認知症介護実践者研修ではなく、実践リーダー研修である点に注意してください。実践者研修を修了しただけでは要件を満たしません。

(Ⅱ)の4つの要件——(Ⅰ)より2つ多い

ロ 認知症専門ケア加算(Ⅱ) 次に掲げる基準のいずれにも適合すること。

(1) イ(2)及び(3)の基準のいずれにも適合すること。
(2) 事業所における利用者の総数のうち、日常生活に支障を来すおそれのある症状又は行動が認められることから介護を必要とする認知症の者の占める割合が百分の二十以上であること。
(3) 認知症介護の指導に係る専門的な研修を修了している者を一名以上配置し、事業所全体の認知症ケアの指導等を実施していること。
(4) 当該事業所における介護職員、看護職員ごとの認知症ケアに関する研修計画を作成し、当該計画に従い、研修(外部における研修を含む。)を実施又は実施を予定していること。

要件(Ⅰ)(Ⅱ)
割合自立度Ⅱ以上が2分の1以上自立度Ⅲ以上が20%以上
実践リーダー研修等修了者対象者数に応じて配置同じ
会議の定期開催必要同じ
指導者養成研修修了者1名以上配置+事業所全体の指導
研修計画介護職員・看護職員ごとに作成し実施(予定)
(Ⅱ)は「指導者」が要る

(Ⅱ)で追加されるのは、認知症介護指導者養成研修の修了者を1名以上配置することです。通知が定義を示しています。

「認知症介護の指導に係る専門的な研修」=認知症介護指導者養成研修および認知症看護に係る適切な研修。実践リーダー研修よりさらに上位の研修です。

加算率の差は1単位ですが、必要な体制の差は小さくありません。まずは(Ⅰ)を確実に取り、指導者を育成してから(Ⅱ)へという順序が現実的です。

割合の判定——「前3月間のいずれかの月」でよい

この加算のいちばん有利な部分です。

認知症高齢者の日常生活自立度Ⅱ以上の割合が2分の1以上、又は、Ⅲ以上の割合が100分の20以上の算定方法は、算定日が属する月の前3月間のうち、いずれかの月の利用者実人員数又は利用延人員数で算定すること。また、届出を行った月以降においても、直近3月間の認知症高齢者の日常生活自立度Ⅱ又はⅢ以上の割合につき、いずれかの月で所定の割合以上であることが必要である。なお、その割合については、毎月記録するものとし、直近3月間のいずれも所定の割合を下回った場合については、直ちに(中略)届出を提出しなければならない。

  • 判定は前3月間のうち、いずれかの月(3月とも満たす必要はない)
  • 利用者実人員数または利用延人員数のどちらでもよい
  • 届出後も直近3月間のいずれかの月で基準を満たしていればよい
  • 割合は毎月記録する
  • 直近3月間のいずれも下回った場合に、直ちに届出
他の体制加算より緩い判定

たとえば通所介護の中重度者ケア体制加算は「前年度または前3月の平均」で判定し、下回れば直ちに取り下げです。認知症専門ケア加算は「3月のうち1月でも満たしていればよい」という設計になっています。
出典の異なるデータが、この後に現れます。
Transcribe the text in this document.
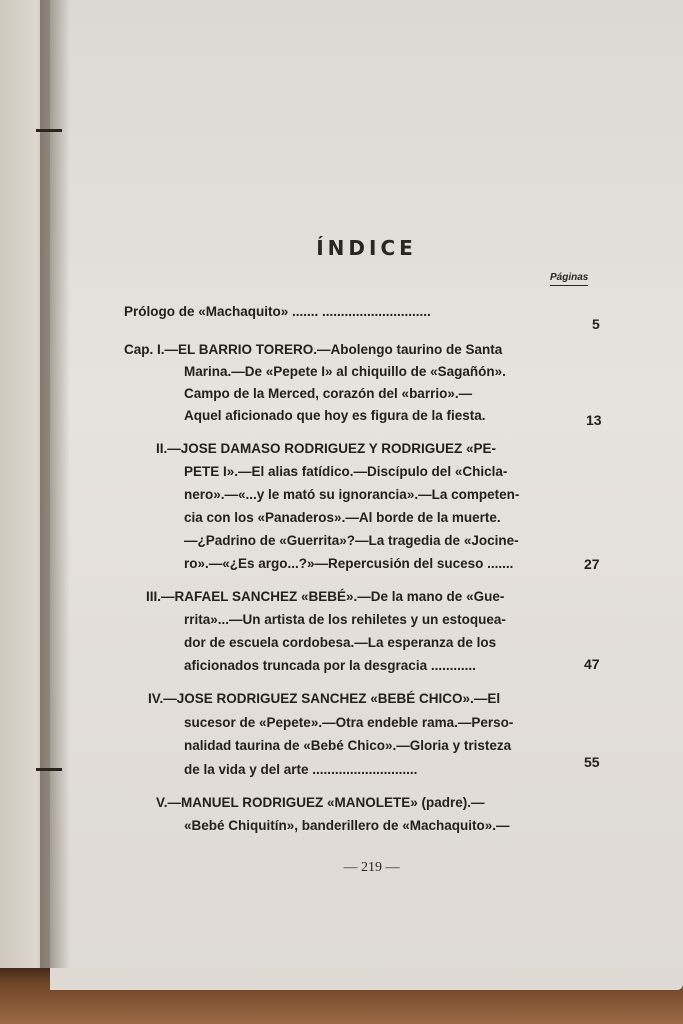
ÍNDICE
Páginas
Prólogo de «Machaquito» ....... .............................
5
Cap. I.—EL BARRIO TORERO.—Abolengo taurino de Santa
Marina.—De «Pepete I» al chiquillo de «Sagañón».
Campo de la Merced, corazón del «barrio».—
Aquel aficionado que hoy es figura de la fiesta.	13
II.—JOSE DAMASO RODRIGUEZ Y RODRIGUEZ «PE-
PETE I».—El alias fatídico.—Discípulo del «Chicla-
nero».—«...y le mató su ignorancia».—La competen-
cia con los «Panaderos».—Al borde de la muerte.
—¿Padrino de «Guerrita»?—La tragedia de «Jocine-
ro».—«¿Es argo...?»—Repercusión del suceso .......	27
III.—RAFAEL SANCHEZ «BEBÉ».—De la mano de «Gue-
rrita»...—Un artista de los rehiletes y un estoquea-
dor de escuela cordobesa.—La esperanza de los
aficionados truncada por la desgracia ............	47
IV.—JOSE RODRIGUEZ SANCHEZ «BEBÉ CHICO».—El
sucesor de «Pepete».—Otra endeble rama.—Perso-
nalidad taurina de «Bebé Chico».—Gloria y tristeza
de la vida y del arte ............................	55
V.—MANUEL RODRIGUEZ «MANOLETE» (padre).—
«Bebé Chiquitín», banderillero de «Machaquito».—
— 219 —
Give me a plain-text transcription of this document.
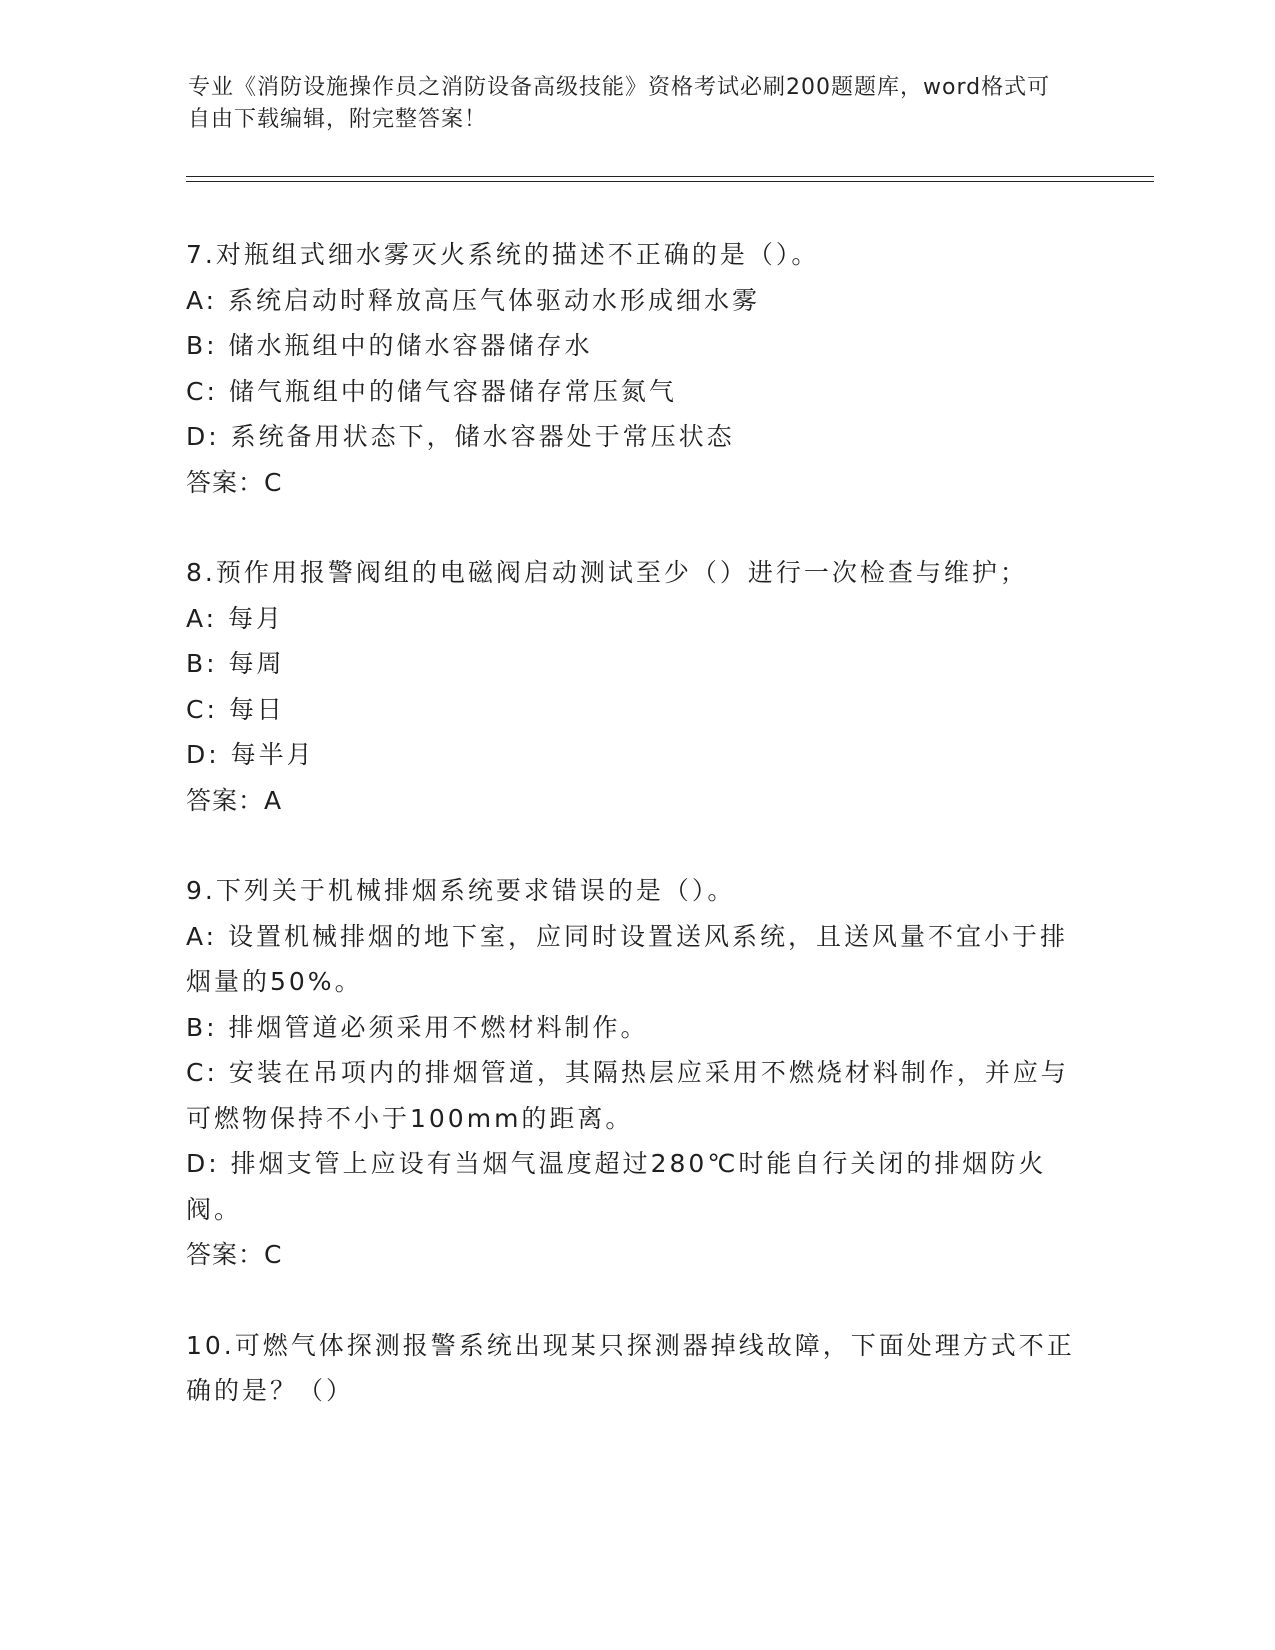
专业《消防设施操作员之消防设备高级技能》资格考试必刷200题题库，word格式可自由下载编辑，附完整答案！
7.对瓶组式细水雾灭火系统的描述不正确的是（）。
A: 系统启动时释放高压气体驱动水形成细水雾
B: 储水瓶组中的储水容器储存水
C: 储气瓶组中的储气容器储存常压氮气
D: 系统备用状态下，储水容器处于常压状态
答案：C
8.预作用报警阀组的电磁阀启动测试至少（）进行一次检查与维护；
A: 每月
B: 每周
C: 每日
D: 每半月
答案：A
9.下列关于机械排烟系统要求错误的是（）。
A: 设置机械排烟的地下室，应同时设置送风系统，且送风量不宜小于排烟量的50%。
B: 排烟管道必须采用不燃材料制作。
C: 安装在吊项内的排烟管道，其隔热层应采用不燃烧材料制作，并应与可燃物保持不小于100mm的距离。
D: 排烟支管上应设有当烟气温度超过280℃时能自行关闭的排烟防火阀。
答案：C
10.可燃气体探测报警系统出现某只探测器掉线故障，下面处理方式不正确的是？（）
利用者の入退院や新規・終了で月ごとに割合が上下する訪問介護では、この差は大きく効きます。1か月だけ割合が落ちた、というだけで算定を止める必要はありません。

ただし毎月の記録は必須です。3月分の記録がなければ「いずれかの月で満たしている」ことを示せません。

実人員と延人員のどちらでもよい

割合の計算に用いるのは、利用者実人員数または利用延人員数。事業所が有利なほうを選べます。

認知症のある利用者に頻回訪問しているなら、延人員数で計算したほうが割合は高くなります。逆に、認知症のある利用者が週1回の訪問中心なら実人員数のほうが有利です。両方を計算してから判断してください。

会議はグループ別・テレビ電話で開催できる

訪問介護は登録ヘルパーが多く、全員を一堂に集めるのが難しいサービスです。通知はその実情に配慮しています。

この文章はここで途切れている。